Indicó que le corresponde a los demandantes acreditar los hechos en que fundan la demanda, al tiempo que la muerte presunta por desaparecimiento solo puede declararla el juez civil en los términos de los artículos 656 y 657 del C.P.C. en un proceso de jurisdicción voluntaria. Para ello no basta con denunciar la desaparición, sino que debe acreditarse la ausencia de la

persona o su muerte. Como fundamento de su defensa citó el artículo 107 del Código Civil, del cual interpretó que quien reclame un derecho que derive de la muerte de un desaparecido, debe acreditar la muerte, so pena de la imposibilidad de exigir responsabilidad alguna de terceros.

3. La sentencia apelada El 26 de febrero de 2013 (fl. 368, c. ppal), el Tribunal Administrativo de Santander negó las pretensiones de la demanda. Como fundamento de ello estimó que no se aportó ninguna prueba que conduzca a certeza respecto de que el señor Abel Lozano Sánchez fue retenido por miembros de la Armada Nacional la noche de los hechos. Hizo énfasis en que las versiones oficiales siempre fueron consistentes en cuanto al hecho de que no hubo capturados en el operativo del 19 de marzo de 2003 adelantado en el sector conocido como Bocas del Opón.

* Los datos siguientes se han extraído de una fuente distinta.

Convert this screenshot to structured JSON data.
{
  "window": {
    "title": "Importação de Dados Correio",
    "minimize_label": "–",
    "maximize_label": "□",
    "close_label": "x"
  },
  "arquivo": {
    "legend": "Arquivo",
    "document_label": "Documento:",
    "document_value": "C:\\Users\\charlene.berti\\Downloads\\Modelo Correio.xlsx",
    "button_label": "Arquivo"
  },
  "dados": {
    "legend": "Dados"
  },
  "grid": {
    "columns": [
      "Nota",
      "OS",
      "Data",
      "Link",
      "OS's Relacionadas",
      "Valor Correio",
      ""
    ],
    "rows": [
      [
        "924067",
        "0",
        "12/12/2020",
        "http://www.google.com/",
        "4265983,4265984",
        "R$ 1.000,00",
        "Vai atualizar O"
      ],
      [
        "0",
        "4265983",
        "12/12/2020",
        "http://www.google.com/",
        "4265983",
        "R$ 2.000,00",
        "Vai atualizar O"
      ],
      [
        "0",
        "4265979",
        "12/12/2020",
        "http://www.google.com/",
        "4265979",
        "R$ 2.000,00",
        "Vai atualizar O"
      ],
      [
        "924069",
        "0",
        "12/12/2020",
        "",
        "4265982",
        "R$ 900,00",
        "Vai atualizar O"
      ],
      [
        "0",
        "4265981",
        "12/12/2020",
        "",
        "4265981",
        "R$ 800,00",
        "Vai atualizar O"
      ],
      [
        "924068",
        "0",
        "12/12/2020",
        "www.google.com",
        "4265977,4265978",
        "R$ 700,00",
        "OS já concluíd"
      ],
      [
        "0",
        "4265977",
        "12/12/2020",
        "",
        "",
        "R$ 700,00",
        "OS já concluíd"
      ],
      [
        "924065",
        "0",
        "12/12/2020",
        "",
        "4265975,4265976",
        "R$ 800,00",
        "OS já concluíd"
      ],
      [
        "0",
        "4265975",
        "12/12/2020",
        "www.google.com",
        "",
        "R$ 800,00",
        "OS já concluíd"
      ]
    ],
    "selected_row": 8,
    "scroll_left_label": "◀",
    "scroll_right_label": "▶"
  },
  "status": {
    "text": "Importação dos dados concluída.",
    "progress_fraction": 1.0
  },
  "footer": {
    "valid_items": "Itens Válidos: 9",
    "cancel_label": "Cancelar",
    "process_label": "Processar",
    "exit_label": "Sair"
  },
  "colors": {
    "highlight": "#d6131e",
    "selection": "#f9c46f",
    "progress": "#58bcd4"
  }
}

Indicó que si bien los testimonios de los señores Jenny Katherine Barrera y su compañero sentimental Luis Fredy Pradilla Villamizar estuvieron encaminados a señalar que a Abel Lozano Sánchez se lo llevaron los integrantes de la Armada Nacional, sus declaraciones son contradictorias, por lo que les restó mérito demostrativo. La crítica de dichas evidencias inició por destacar que inicialmente la señora Barrera dijo estar a 10 metros del lugar donde presuntamente fue retenida la víctima, pero luego dijo que se encontraba en la orilla del río contraria a aquella en que ocurrieron los hechos y que el ancho del afluente es “como de una cuadra”. De estas circunstancias concluyó que la testigo estaba a una distancia considerable

del lugar de los hechos; por su parte, su compañero indicó que estos ocurrieron como a 250 metros del lugar de su residencia, en la mitad de un río. Aunado a ello, en las condiciones de poca iluminación que los testigos describen, no encontró verosímil que pudieran observar con detalle lo que ocurría y, menos aún, que los dos declarantes, quienes estaban juntos, tuvieran distintas percepciones de lo que ocurría, pues la primera dijo haber visto que los botes oficiales llevaban remolcada la canoa en la que iba don Abel, mientras que el segundo dijo haber visto que los militares se llevaron las pimpinas pero “no sé si el señor ABEL se saltó de la canoa, o se quedó ahí”. Cuestionó que en un aparte de su declaración la señora Barrera afirmó que a partir de ese momento iba a decir la verdad, de donde concluyó que lo expresado hasta ese momento no era cierto, en especial lo relativo la afirmación de que el motor de la canoa iba prendido, lo que luego desmintió al señalar que no tenía motor. Concluyó: “Y si falta a la verdad en un detalle tan importante como el del motor, ¿cómo creerle que vio a ABEL LOZANO en la misma canoa, máxime que su compañero LUIS FREDY PRADILLA sostiene que la ARMADA se llevó en la canoa fue las pimpinas de gasolina que estaban dentro de la canoa? Resaltó que la testigo también incurrió en imprecisiones respecto de la época en que conoció a la víctima. Aunado a ello, llamó la atención del a quo el hecho consistente en que la declarante hubiera descrito los colores

de la canoa y de la ropa de los militares, pero al ser interrogada sobre la vestimenta del desaparecido refiriera no haber visto su color. Por otra parte, citó la decisión de la Fiscalía Delegada ante los jueces del circuito especializados, en la cual se inhibió para abrir investigación por la desaparición del señor Lozano Sánchez, en la que se cuestionó la credibilidad de la testigo Barrera, de cuya actitud sospechosa se dejó constancia en la diligencia. También mencionó el testimonio de Virgilio Vides Pérez –el que valoró pese a no haber sido ratificado en el proceso administrativo, en razón a que el asunto involucra una presunta grave violación a los derechos humanos–, en cuanto dijo que solo se enteró de que la víctima no sabía nadar luego de los hechos; pese a ello, el testigo Luis Fredy Pradilla declaró que “oyó a VIRGILIO VIDES PÉREZ decirle a ABEL LOZANO que cuando la canoa se recostara él se tirara a tierra, puesto que él no sabía nadar”. En esas condiciones, consideró inverosímil la referida conversación.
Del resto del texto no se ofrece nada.